In truth, 1) Michel Prigent never knew Home’s mother, and therefore, 2) cannot harbour any feelings about her, “weird” or otherwise, and 3) it is Home who is pursuing the “public vendetta.” Why the vendetta? Because in the mid-nineties Prigent, along with Larry O’Hara and myself [David Black – author of the piece] called Home to account for his strange associations with the fascist rock scene, in particular, one Tony Wakeford.[ii] The article goes on to examine Home’s love of Sol Invictus and Tony Wakeford even mentioning that Home did a piece in a Wakeford book of song lyrics. Here are some surprising highlights from his three page introduction to "Above Us the Sun" (a Tony Wakeford lyric book):

"Kierkegaard long sought but never found an example of a knight of the faith…..Tony Wakeford is the knight of the faith, he has gazed into the black abyss at the heart of our century and his penetrating eyes have exposed the emptiness of this world…..Wakeford is a genius….just look once again at his lyrics and you will see that this is true." (Home, 1996, pp1 – 3)
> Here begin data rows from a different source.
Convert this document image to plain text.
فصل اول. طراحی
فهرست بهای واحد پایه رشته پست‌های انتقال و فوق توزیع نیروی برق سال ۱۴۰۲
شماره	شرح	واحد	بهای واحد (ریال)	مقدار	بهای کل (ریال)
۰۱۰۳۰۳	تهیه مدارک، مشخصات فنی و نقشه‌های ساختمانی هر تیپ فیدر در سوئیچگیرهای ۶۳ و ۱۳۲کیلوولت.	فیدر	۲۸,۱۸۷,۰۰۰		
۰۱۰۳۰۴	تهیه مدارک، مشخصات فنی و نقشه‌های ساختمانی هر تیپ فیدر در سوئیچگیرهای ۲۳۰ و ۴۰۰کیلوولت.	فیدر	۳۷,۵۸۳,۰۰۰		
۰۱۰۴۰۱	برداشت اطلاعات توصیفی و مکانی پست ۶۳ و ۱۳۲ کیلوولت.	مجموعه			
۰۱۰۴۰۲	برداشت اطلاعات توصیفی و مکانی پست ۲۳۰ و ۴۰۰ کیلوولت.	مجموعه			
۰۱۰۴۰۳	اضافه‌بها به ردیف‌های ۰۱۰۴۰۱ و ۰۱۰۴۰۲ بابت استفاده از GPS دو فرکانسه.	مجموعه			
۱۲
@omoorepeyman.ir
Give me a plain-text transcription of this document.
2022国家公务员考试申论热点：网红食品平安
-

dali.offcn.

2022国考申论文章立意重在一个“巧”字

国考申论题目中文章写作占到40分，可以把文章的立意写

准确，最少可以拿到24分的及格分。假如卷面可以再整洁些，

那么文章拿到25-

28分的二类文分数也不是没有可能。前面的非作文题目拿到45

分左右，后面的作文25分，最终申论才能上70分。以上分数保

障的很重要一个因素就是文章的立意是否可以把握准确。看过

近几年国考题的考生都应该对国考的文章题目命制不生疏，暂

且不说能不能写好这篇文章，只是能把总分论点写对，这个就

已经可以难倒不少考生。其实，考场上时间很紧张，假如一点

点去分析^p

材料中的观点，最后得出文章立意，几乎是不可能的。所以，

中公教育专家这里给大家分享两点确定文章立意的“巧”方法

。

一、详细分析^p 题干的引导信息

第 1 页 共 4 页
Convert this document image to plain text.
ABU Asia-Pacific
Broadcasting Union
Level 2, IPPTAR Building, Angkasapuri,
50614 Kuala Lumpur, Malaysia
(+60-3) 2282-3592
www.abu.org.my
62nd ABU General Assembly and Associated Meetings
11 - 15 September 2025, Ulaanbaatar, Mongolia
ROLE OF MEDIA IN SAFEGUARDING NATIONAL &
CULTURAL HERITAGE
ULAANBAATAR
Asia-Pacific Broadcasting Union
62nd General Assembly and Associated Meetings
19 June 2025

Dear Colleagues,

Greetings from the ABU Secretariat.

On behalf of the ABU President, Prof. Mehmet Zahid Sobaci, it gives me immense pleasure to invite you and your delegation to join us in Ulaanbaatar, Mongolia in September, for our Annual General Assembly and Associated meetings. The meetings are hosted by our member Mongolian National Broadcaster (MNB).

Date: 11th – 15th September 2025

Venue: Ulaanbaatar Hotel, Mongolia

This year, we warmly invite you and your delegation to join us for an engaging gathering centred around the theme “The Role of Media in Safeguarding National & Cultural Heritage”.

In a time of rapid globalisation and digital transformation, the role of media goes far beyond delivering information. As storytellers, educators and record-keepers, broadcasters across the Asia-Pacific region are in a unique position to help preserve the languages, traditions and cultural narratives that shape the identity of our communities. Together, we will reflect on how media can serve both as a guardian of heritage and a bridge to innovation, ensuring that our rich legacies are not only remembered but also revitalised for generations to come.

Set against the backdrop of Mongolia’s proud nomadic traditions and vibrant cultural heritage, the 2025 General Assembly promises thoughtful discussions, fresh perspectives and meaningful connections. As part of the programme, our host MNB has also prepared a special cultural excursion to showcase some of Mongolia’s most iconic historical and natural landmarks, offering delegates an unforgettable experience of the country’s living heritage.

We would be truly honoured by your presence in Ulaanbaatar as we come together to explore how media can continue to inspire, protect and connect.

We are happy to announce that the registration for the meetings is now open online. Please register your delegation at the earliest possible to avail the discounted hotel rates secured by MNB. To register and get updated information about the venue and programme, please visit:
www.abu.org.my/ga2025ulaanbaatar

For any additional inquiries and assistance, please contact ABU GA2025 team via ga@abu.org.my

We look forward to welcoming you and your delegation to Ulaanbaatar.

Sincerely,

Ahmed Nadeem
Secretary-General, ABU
The principiadialectica article also has a discussion of Wakeford as being a fascist in the mid eighties period i.e. roughly 1982 – 1987. So it turns out that Herr Heimat was in fact a Death In June, Sol Invictus, Current 93 loving fan who was chastened by people in his political and social milieu enough to make him rethink his position and deny his true musical love. All of this maybe explains the lengths to which a busy, media celebrated author like Home, has gone to pursue the obsession with Wakeford et al even further. An interview with Wakeford[iii] suggests that he is over his fascism in all its different guises and we would go further to say that he has realised the error of past associations with the NF, IONA and Evola and that area of political or philosophical thought. If we’re wrong then it is a cover up that Wakeford is doing so well that there is no trace of any fascist activity since IONA. So, while Wakeford clearly admits to and expresses regret for past errors, Home desperately attempts to deflect attention from his own past by tarring everyone and anyone with the same fascist brush in order to present himself as a doughty anti-fascist fighter. As for the Gramscian war of position that Home suggests is being taken up by many in the neo-folk scene; we would agree with him that some have taken that route very seriously. They; bands such as Herr and Von Thronsthal, have got a position in this scene but are not that influential as yet. The debate of ideas and challenging responses to them can be opened up by the promotion of work that disrupts and provokes these projects with alternative agendas and stimulating artworks. New agendas require new active cultural production.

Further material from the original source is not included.